As part of the math lesson study we are currently hosting, one of our grade 9 math teachers (Jon Hoyt-Hallet) recently shared his classroom with 10 teachers while students were working on the 'ice melt' problem.

Both this math problem, as well as the framework of Lesson Study we are using come to use from our PD with the Galileo Educational Network.

This math problem is a simple one: before class starts the teacher puts a handful of ice in a funnel dripping into a graduated cylinder. The cylinders are on tables before the students enter. A simple question is on the board:

"When did the ice start melting?"

Students can use a variety of approaches to solve the problem - eventually working back to time zero when the ice was placed into the funnel.

One of the nice elements of this problem is how it gets students directly into the problem - without relying on text for explanation.

Watch the students work through the problem and then share their ideas for critique:

Ice Melt Problem:
Adapted by Martina Metz from Wise, D.U. (1990).

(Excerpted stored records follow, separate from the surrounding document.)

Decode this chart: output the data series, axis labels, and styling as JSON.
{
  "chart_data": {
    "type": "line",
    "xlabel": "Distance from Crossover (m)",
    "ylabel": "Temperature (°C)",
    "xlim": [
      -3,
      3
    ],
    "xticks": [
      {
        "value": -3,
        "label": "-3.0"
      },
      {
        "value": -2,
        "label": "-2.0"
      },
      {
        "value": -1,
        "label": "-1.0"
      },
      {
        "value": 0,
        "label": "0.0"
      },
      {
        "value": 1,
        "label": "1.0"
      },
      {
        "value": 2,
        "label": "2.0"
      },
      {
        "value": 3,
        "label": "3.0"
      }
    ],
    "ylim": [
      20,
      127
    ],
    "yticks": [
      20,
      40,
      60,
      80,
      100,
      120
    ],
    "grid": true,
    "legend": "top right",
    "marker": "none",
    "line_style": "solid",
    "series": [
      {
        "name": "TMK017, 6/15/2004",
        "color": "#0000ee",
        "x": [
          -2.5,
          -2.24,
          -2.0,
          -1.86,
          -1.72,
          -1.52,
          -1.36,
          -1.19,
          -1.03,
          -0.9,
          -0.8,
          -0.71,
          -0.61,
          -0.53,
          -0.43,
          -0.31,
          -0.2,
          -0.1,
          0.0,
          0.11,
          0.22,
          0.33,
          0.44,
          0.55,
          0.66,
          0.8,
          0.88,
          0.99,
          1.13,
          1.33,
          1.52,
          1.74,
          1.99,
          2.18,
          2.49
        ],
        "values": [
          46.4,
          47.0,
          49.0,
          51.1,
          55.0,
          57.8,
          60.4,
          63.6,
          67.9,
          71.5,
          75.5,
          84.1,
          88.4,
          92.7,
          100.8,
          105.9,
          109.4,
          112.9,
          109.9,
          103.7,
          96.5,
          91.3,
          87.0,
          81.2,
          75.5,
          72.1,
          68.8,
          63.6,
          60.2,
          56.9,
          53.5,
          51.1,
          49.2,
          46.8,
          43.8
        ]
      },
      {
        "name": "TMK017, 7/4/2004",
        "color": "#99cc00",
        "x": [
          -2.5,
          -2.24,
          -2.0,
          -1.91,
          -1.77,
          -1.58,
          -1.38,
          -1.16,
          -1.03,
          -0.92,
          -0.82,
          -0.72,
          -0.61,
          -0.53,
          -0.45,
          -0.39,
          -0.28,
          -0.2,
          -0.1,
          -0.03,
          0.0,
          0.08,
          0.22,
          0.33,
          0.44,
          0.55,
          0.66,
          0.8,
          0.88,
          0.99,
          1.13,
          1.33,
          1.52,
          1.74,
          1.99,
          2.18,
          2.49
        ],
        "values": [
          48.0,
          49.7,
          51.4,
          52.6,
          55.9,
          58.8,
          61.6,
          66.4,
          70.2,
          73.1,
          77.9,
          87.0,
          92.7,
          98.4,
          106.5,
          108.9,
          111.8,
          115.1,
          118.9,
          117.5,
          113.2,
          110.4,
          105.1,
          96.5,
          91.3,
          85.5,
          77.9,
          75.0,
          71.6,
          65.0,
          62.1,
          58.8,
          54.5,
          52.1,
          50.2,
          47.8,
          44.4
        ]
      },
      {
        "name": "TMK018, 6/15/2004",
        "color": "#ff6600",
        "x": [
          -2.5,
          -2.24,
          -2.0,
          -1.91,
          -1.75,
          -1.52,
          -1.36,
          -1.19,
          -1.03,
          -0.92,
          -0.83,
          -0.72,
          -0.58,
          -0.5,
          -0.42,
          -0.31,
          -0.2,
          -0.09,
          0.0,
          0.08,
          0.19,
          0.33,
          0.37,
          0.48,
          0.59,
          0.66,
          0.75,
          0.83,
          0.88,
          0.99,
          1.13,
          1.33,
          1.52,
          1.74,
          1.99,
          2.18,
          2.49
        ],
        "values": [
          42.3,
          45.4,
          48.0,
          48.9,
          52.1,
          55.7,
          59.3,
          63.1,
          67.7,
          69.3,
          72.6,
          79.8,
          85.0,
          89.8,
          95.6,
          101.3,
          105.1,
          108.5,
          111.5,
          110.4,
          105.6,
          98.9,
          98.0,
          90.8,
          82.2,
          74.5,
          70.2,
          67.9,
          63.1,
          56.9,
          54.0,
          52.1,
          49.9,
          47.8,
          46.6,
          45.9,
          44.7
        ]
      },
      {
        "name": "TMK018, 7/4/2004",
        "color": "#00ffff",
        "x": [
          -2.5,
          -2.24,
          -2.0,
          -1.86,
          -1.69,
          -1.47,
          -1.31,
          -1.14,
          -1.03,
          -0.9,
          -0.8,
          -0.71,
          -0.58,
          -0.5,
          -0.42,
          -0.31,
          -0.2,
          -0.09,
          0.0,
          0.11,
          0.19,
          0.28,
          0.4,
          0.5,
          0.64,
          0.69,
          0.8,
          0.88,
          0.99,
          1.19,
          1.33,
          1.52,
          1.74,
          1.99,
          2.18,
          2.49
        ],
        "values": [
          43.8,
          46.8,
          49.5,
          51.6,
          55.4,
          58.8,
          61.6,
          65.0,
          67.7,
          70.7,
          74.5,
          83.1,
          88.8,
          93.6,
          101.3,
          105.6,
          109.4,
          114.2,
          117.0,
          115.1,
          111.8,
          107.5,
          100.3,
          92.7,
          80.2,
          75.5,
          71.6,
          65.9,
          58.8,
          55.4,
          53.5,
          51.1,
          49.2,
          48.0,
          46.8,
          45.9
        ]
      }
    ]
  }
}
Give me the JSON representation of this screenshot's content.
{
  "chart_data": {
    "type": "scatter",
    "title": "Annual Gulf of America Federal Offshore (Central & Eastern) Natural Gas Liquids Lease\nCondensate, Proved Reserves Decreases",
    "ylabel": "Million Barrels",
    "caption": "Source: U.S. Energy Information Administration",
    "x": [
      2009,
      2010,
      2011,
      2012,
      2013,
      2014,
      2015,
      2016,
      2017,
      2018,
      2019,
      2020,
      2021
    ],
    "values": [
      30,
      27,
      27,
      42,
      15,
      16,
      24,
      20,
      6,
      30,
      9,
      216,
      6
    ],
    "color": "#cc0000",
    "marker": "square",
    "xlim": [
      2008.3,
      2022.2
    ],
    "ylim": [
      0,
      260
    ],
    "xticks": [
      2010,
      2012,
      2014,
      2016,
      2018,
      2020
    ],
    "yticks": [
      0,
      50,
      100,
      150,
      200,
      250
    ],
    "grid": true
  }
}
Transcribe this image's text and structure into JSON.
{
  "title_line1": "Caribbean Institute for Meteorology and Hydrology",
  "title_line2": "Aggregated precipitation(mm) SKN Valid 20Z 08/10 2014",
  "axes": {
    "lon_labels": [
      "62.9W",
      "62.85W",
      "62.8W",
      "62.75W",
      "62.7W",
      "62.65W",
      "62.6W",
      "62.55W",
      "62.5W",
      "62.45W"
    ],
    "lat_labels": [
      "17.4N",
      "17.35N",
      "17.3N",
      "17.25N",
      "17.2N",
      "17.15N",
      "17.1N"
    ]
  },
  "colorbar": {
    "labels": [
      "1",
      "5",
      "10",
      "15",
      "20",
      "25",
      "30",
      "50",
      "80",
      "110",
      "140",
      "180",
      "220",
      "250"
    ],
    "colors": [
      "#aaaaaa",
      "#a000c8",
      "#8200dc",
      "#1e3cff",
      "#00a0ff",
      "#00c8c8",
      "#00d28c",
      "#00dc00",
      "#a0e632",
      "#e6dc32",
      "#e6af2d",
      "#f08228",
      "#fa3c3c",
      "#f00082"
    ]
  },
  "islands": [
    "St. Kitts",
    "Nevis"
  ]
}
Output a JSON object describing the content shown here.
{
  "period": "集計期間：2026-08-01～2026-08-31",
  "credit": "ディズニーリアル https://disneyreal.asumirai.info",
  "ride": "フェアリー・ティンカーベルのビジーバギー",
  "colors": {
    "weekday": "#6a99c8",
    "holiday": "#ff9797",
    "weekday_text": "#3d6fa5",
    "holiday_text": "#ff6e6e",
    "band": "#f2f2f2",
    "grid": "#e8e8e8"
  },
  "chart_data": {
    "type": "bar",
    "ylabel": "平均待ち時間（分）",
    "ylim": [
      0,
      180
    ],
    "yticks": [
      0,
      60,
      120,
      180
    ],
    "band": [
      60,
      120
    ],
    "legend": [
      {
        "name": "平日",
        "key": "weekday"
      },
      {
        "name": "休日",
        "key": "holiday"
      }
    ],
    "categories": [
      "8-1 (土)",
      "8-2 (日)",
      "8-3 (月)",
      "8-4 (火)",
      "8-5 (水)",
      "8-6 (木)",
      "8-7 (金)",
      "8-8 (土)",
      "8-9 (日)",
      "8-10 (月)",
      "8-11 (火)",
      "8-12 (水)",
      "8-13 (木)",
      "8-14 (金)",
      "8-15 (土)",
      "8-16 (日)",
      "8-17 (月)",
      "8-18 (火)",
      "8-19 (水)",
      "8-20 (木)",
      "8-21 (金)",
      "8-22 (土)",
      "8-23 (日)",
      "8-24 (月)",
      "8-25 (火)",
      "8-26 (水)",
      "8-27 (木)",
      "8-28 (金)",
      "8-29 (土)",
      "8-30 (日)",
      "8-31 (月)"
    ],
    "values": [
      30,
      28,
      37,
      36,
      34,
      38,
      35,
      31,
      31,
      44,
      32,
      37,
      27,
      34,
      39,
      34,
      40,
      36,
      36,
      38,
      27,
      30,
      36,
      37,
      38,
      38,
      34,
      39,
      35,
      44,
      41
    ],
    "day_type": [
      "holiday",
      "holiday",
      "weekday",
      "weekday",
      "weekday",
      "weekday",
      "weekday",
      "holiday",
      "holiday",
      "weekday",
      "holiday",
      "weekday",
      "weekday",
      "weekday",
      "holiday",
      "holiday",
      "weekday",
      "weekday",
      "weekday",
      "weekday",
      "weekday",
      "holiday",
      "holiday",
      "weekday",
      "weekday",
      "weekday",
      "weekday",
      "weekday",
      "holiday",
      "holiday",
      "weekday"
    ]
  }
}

Using melting ice to teach radiometric dating. In Journal of Geological Education (38), 38-40, 69.


Piers Young said...

I love this - especially (as you say) the not relying on text for explanation to get started. And what a great bunch of students! Did any think the rate might not be constant?
Going to steal it to try out with my class. Thanks for posting it.

Jon Hoyt-Hallett said...

Hi Piers - thanks for the comment. You're right, the rate may not be constant and in fact, I've had a few kids try to prove this - it is a great way to extend the problem for those students who need the extra challenge!!